Please avoid sending special category data (e.g. health/medical, biometric, safeguarding) unless explicitly agreed in writing.

Why it’s processed (lawful basis)

Contract — to scope, deliver, and support the services you request.
Legal obligation — to meet tax, accounting, and regulatory requirements.
Legitimate interests — to operate the business and keep proportionate records (e.g. for quality, queries, or disputes).

Cookies, similar technologies, and analytics

FM Doctor does not use behavioural advertising cookies.
FM Doctor does not use third-party analytics cookies or marketing/profiling tracking cookies.
Strictly necessary cookie: fmdoctor_dl_t is set when you request a gated download. It stores a signed access token so the requested file can be delivered securely. It is HttpOnly, SameSite=Strict, set as Secure on HTTPS, scoped to /api/download, and has a short lifespan (typically 30 minutes, configuration-limited to 1 minute to 24 hours).
The download token cookie is cleared after use and cannot be read by site JavaScript.
Some forms use Cloudflare Turnstile for bot protection. Cloudflare may set strictly necessary security cookies where required by challenge flow. See Cloudflare's cookie information: Cloudflare cookies.
Accessibility preferences (for example text size, contrast, motion, and font settings) are stored in your browser's local storage on your device. This is not used for advertising.
If non-essential cookies are introduced in future (for example analytics or marketing), this notice will be updated and consent will be requested where required.

Retention

Project files and communications: typically retained for up to 12 months after completion (unless needed for support, disputes, or legal reasons).
Financial and tax records: retained for longer where legally required (typically up to 6 years).
AI-Assisted Enquiry submissions are processed to generate a summary. FM Doctor does not intend to store form entries beyond what is needed to provide the service (for example, if you email the summary to yourself or FM Doctor, that email becomes business correspondence).
You can request earlier deletion of non-essential working files once delivery is complete.

Security

How data is protected

Access controls (strong passwords, device lock, and account security measures).
Use of reputable storage and communication tools suitable for a small consultancy.
Password protection / encryption for documents where appropriate.
Keeping data access limited to what’s necessary for delivery.

No system is risk-free, but reasonable technical and organisational measures are used to reduce risk.

Sharing and AI tools

Sharing, transfers, and AI-assisted drafting

Data is not sold.
Data is shared only where needed to deliver services or meet legal obligations.
Some third-party tools may process data outside the UK. Where data is transferred internationally, appropriate safeguards are used (for example, contractual protections and transfer risk assessment).
Key service providers may include website hosting/CDN, email provider, AI processing provider (OpenAI), and document storage tools (where applicable).
AI-enabled tools may be used to support drafting/structuring; outputs are reviewed before delivery.

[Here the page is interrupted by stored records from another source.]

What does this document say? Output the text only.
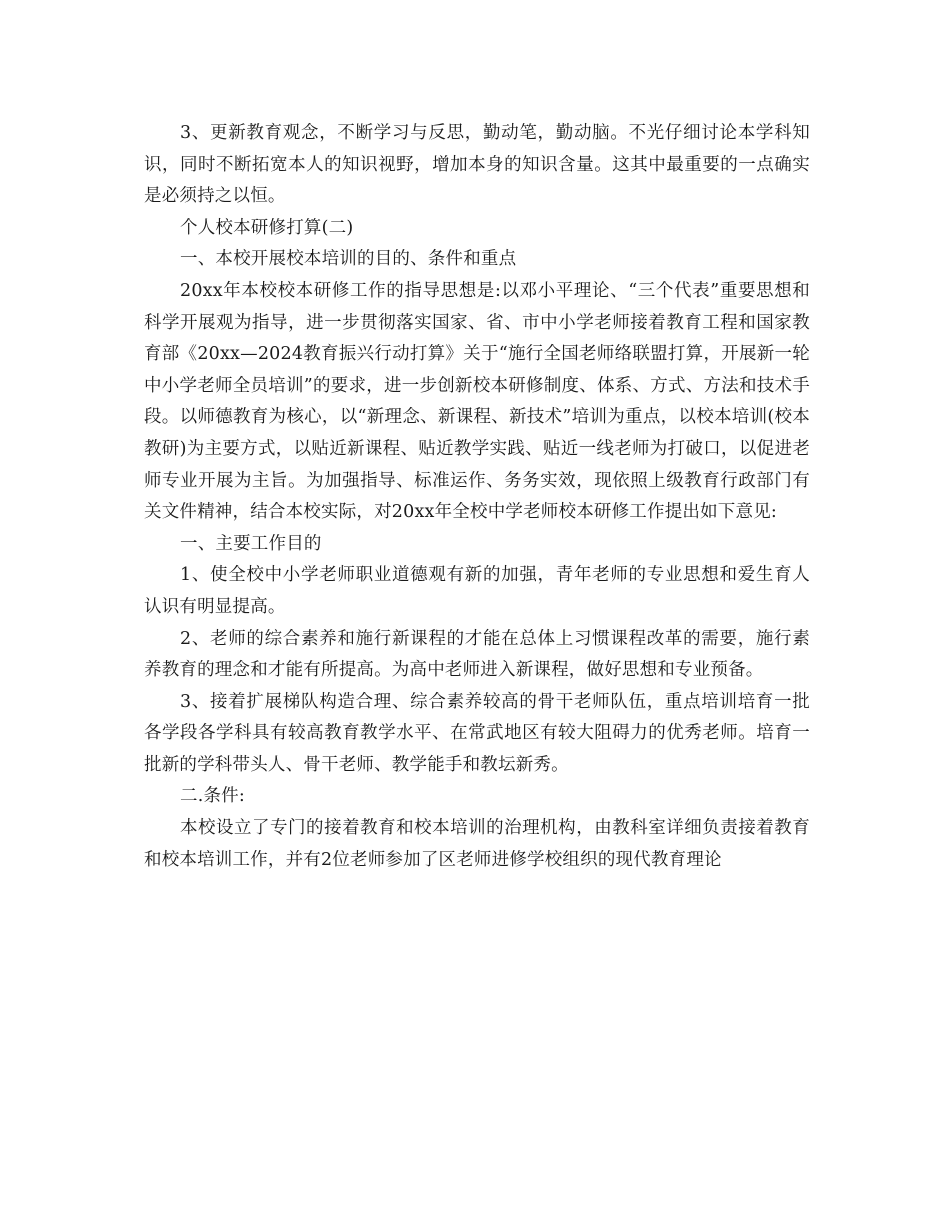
3、更新教育观念，不断学习与反思，勤动笔，勤动脑。不光仔细讨论本学科知识，同时不断拓宽本人的知识视野，增加本身的知识含量。这其中最重要的一点确实是必须持之以恒。

个人校本研修打算(二)

一、本校开展校本培训的目的、条件和重点

20xx年本校校本研修工作的指导思想是:以邓小平理论、“三个代表”重要思想和科学开展观为指导，进一步贯彻落实国家、省、市中小学老师接着教育工程和国家教育部《20xx—2024教育振兴行动打算》关于“施行全国老师络联盟打算，开展新一轮中小学老师全员培训”的要求，进一步创新校本研修制度、体系、方式、方法和技术手段。以师德教育为核心，以“新理念、新课程、新技术”培训为重点，以校本培训(校本教研)为主要方式，以贴近新课程、贴近教学实践、贴近一线老师为打破口，以促进老师专业开展为主旨。为加强指导、标准运作、务务实效，现依照上级教育行政部门有关文件精神，结合本校实际，对20xx年全校中学老师校本研修工作提出如下意见:

一、主要工作目的

1、使全校中小学老师职业道德观有新的加强，青年老师的专业思想和爱生育人认识有明显提高。

2、老师的综合素养和施行新课程的才能在总体上习惯课程改革的需要，施行素养教育的理念和才能有所提高。为高中老师进入新课程，做好思想和专业预备。

3、接着扩展梯队构造合理、综合素养较高的骨干老师队伍，重点培训培育一批各学段各学科具有较高教育教学水平、在常武地区有较大阻碍力的优秀老师。培育一批新的学科带头人、骨干老师、教学能手和教坛新秀。

二.条件:

本校设立了专门的接着教育和校本培训的治理机构，由教科室详细负责接着教育和校本培训工作，并有2位老师参加了区老师进修学校组织的现代教育理论
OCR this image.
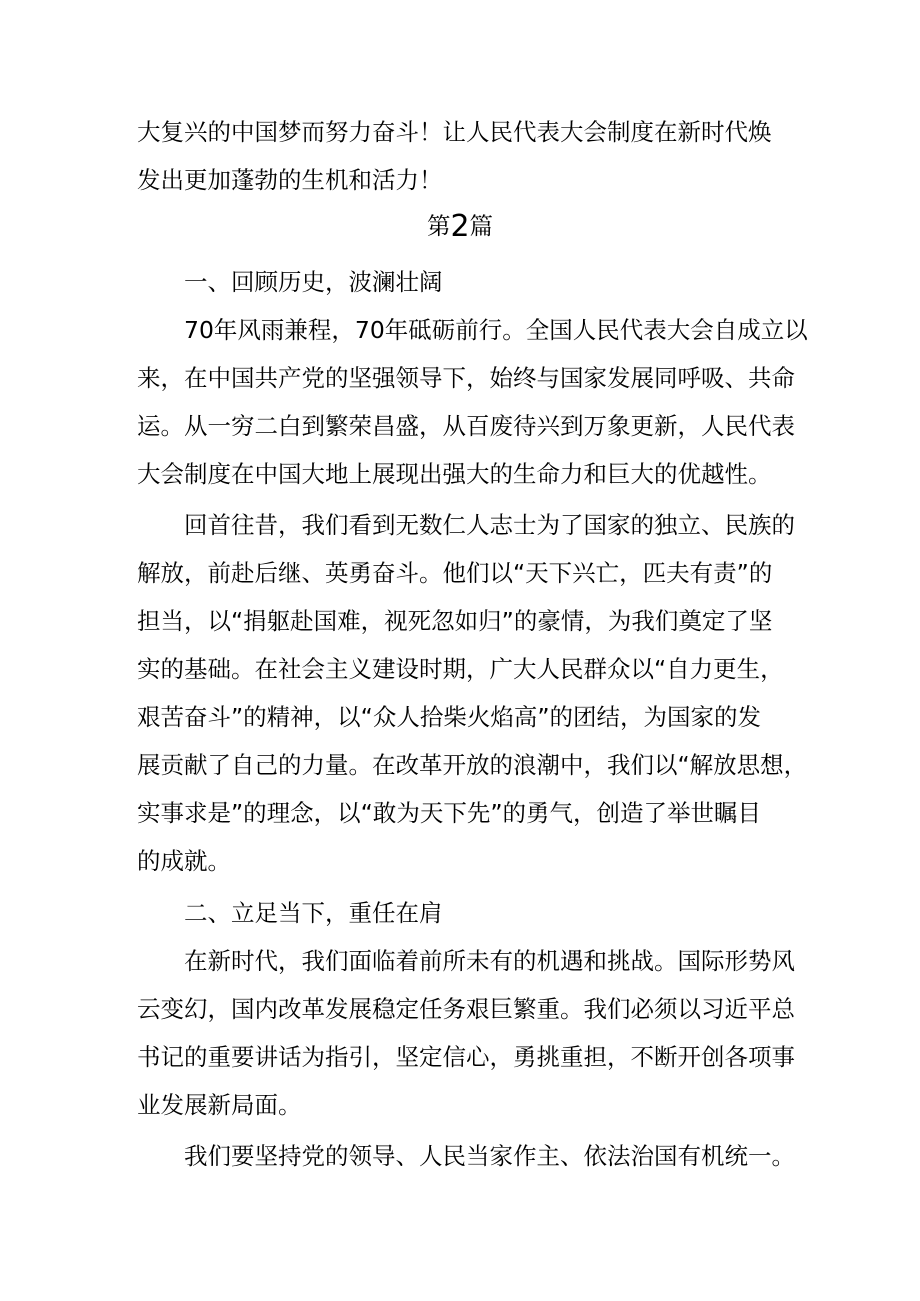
大复兴的中国梦而努力奋斗！让人民代表大会制度在新时代焕
发出更加蓬勃的生机和活力！
第2篇
一、回顾历史，波澜壮阔
70年风雨兼程，70年砥砺前行。全国人民代表大会自成立以
来，在中国共产党的坚强领导下，始终与国家发展同呼吸、共命
运。从一穷二白到繁荣昌盛，从百废待兴到万象更新，人民代表
大会制度在中国大地上展现出强大的生命力和巨大的优越性。
回首往昔，我们看到无数仁人志士为了国家的独立、民族的
解放，前赴后继、英勇奋斗。他们以“天下兴亡，匹夫有责”的
担当，以“捐躯赴国难，视死忽如归”的豪情，为我们奠定了坚
实的基础。在社会主义建设时期，广大人民群众以“自力更生，
艰苦奋斗”的精神，以“众人拾柴火焰高”的团结，为国家的发
展贡献了自己的力量。在改革开放的浪潮中，我们以“解放思想，
实事求是”的理念，以“敢为天下先”的勇气，创造了举世瞩目
的成就。
二、立足当下，重任在肩
在新时代，我们面临着前所未有的机遇和挑战。国际形势风
云变幻，国内改革发展稳定任务艰巨繁重。我们必须以习近平总
书记的重要讲话为指引，坚定信心，勇挑重担，不断开创各项事
业发展新局面。
我们要坚持党的领导、人民当家作主、依法治国有机统一。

AI-Assisted Enquiry form (specific)

When you use the AI-Assisted Enquiry form, your answers are sent securely to FM Doctor and OpenAI API services to generate a draft summary and recommendation.
OpenAI acts as a third-party processor/service provider for this processing step.
Requests are configured to not request storage of prompts/outputs where supported. Service providers may still retain limited logs for security/abuse monitoring in line with their policies.
Please include only your name and organisation. Do not enter patient data, special-category personal data, or other confidential information into the AI-Assisted Enquiry form.

FM Doctor does not provide automated decision-making or profiling as a service.

Your rights

Your rights and how to raise concerns

Under UK GDPR you may have rights including access, correction, deletion, restriction, objection, and (where applicable) data portability.

To make a request, email: [email protected]
To opt out of updates, use: unsubscribe page
Requests are normally responded to within one month.
If you have concerns, contact FM Doctor first — you may also complain to the UK Information Commissioner’s Office (ICO).